Now let's tackle the next part: Is the amount of water in the pipe increasing or decreasing at time T equals 3 hours? Give a reason for your answer. Well, what would make it increasing? Well, if the rate at which things are going in is larger than the rate at which things are going out, then the amount of water would be increasing. But if it's the other way around, if we're draining faster at T equals 3 than things are flowing into the pipe, then the amount of water would be decreasing.

Let me be clear. So, amount: if R of T is greater than D of T, actually let me write it this way: if R of 3, when T equals 3 (because T is given in hours), if R of 3 is greater than D of 3. Whoops! Then D of 3. If R of 3 is greater than D of 3, that means water is flowing in at a higher rate than leaving.
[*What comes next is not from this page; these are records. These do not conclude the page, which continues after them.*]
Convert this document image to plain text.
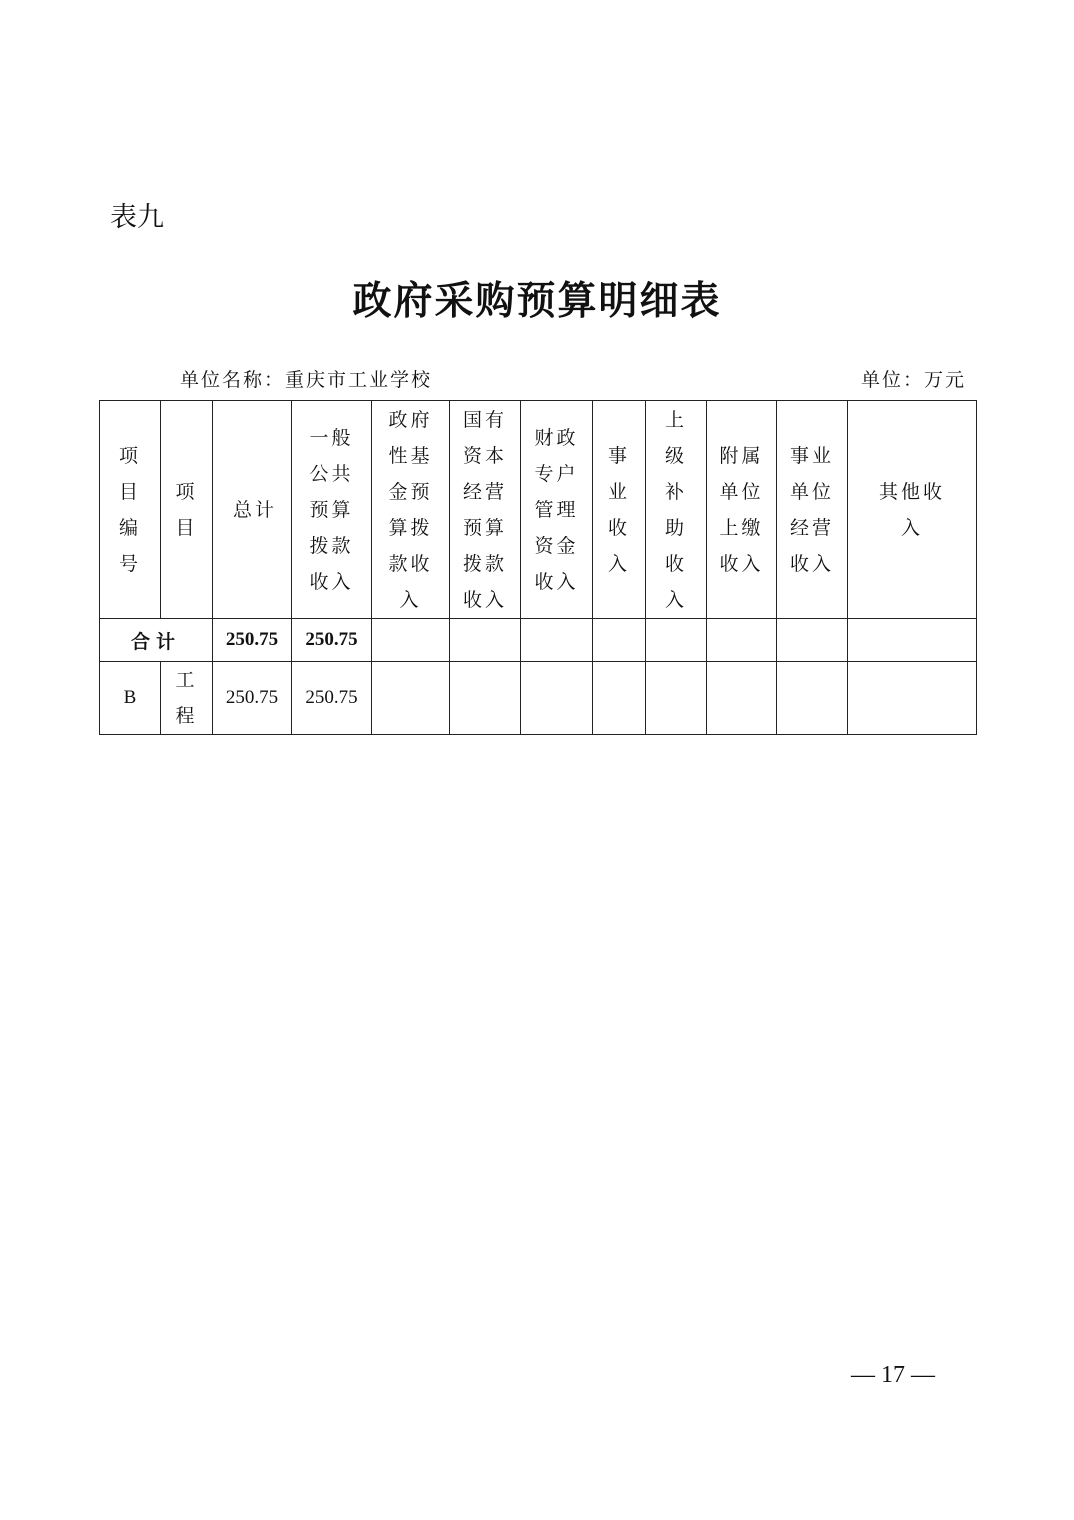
表九
政府采购预算明细表
单位名称：重庆市工业学校	单位：万元
项目编号	项目	总计	一般公共预算拨款收入	政府性基金预算拨款收入	国有资本经营预算拨款收入	财政专户管理资金收入	事业收入	上级补助收入	附属单位上缴收入	事业单位经营收入	其他收入
合计		250.75	250.75								
B	工程	250.75	250.75								
— 17 —
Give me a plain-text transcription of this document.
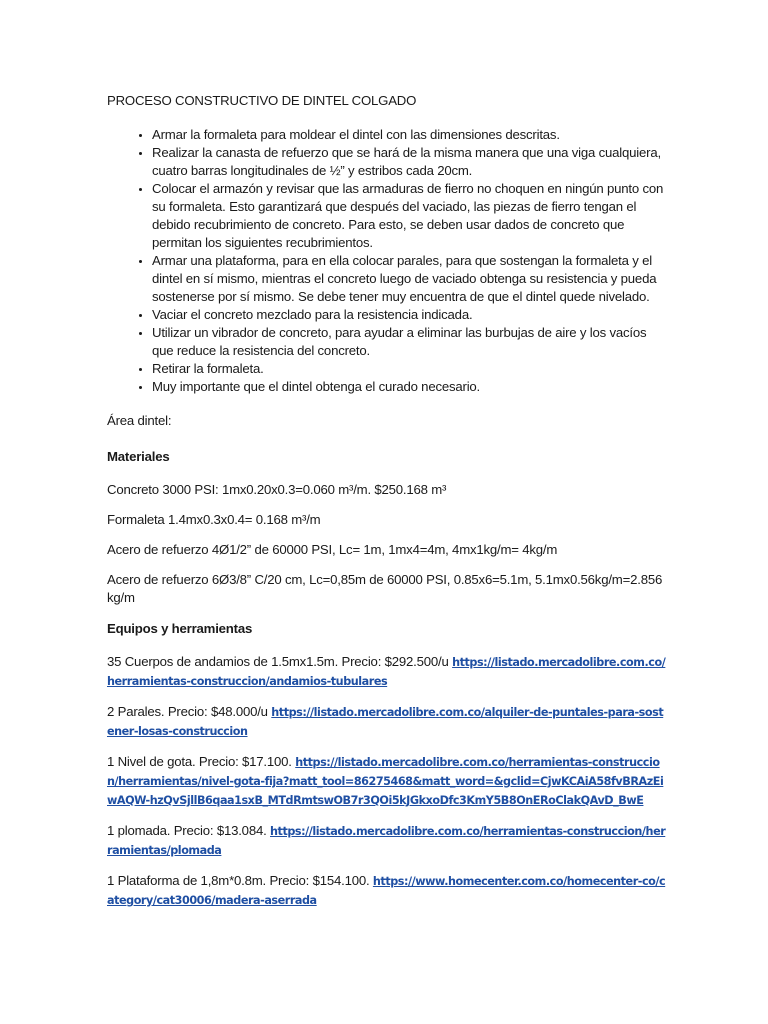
PROCESO CONSTRUCTIVO DE DINTEL COLGADO
• Armar la formaleta para moldear el dintel con las dimensiones descritas.
• Realizar la canasta de refuerzo que se hará de la misma manera que una viga cualquiera, cuatro barras longitudinales de ½” y estribos cada 20cm.
• Colocar el armazón y revisar que las armaduras de fierro no choquen en ningún punto con su formaleta. Esto garantizará que después del vaciado, las piezas de fierro tengan el debido recubrimiento de concreto. Para esto, se deben usar dados de concreto que permitan los siguientes recubrimientos.
• Armar una plataforma, para en ella colocar parales, para que sostengan la formaleta y el dintel en sí mismo, mientras el concreto luego de vaciado obtenga su resistencia y pueda sostenerse por sí mismo. Se debe tener muy encuentra de que el dintel quede nivelado.
• Vaciar el concreto mezclado para la resistencia indicada.
• Utilizar un vibrador de concreto, para ayudar a eliminar las burbujas de aire y los vacíos que reduce la resistencia del concreto.
• Retirar la formaleta.
• Muy importante que el dintel obtenga el curado necesario.

Área dintel:

Materiales

Concreto 3000 PSI: 1mx0.20x0.3=0.060 m³/m. $250.168 m³

Formaleta 1.4mx0.3x0.4= 0.168 m³/m

Acero de refuerzo 4Ø1/2” de 60000 PSI, Lc= 1m, 1mx4=4m, 4mx1kg/m= 4kg/m

Acero de refuerzo 6Ø3/8” C/20 cm, Lc=0,85m de 60000 PSI, 0.85x6=5.1m, 5.1mx0.56kg/m=2.856 kg/m

Equipos y herramientas

35 Cuerpos de andamios de 1.5mx1.5m. Precio: $292.500/u https://listado.mercadolibre.com.co/herramientas-construccion/andamios-tubulares

2 Parales. Precio: $48.000/u https://listado.mercadolibre.com.co/alquiler-de-puntales-para-sostener-losas-construccion

1 Nivel de gota. Precio: $17.100. https://listado.mercadolibre.com.co/herramientas-construccion/herramientas/nivel-gota-fija?matt_tool=86275468&matt_word=&gclid=CjwKCAiA58fvBRAzEiwAQW-hzQvSjllB6qaa1sxB_MTdRmtswOB7r3QOi5kJGkxoDfc3KmY5B8OnERoClakQAvD_BwE

1 plomada. Precio: $13.084. https://listado.mercadolibre.com.co/herramientas-construccion/herramientas/plomada

1 Plataforma de 1,8m*0.8m. Precio: $154.100. https://www.homecenter.com.co/homecenter-co/category/cat30006/madera-aserrada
So that means that water in the pipe, right, then the water in the pipe is increasing.

And then, if it's the other way around, if D of 3 is greater than R of 3, then water in the pipe is decreasing. Then you're draining faster than you're putting into it, then water in the pipe is decreasing. So we just have to evaluate these functions at three. So let's see, R of 3 is equal to, well let me get my calculator out.

This is going to be, oops not that calculator; let me get this calculator out. So, and I'm assuming that things are in radians here. So I already put my calculator in radian mode. So it's going to be 20 * sin of (3^2) over 35, and it gives us this is equal to approximately 5.09. So this is approximately 5.09. And D of 3, D of 3 is going to be approximately, so look at the calculator back out.

So it is, we have 0.04 times 3^3, so times 27 plus 0.4 * 3^2 plus 0.96 * 3. And this gives us 5.4. So this is equal to, so this is equal to 5.4. So D of 3 is greater than R of 3, so water is increasing. Sorry, water is decreasing. We're draining faster than we're getting water into it, so water is decreasing.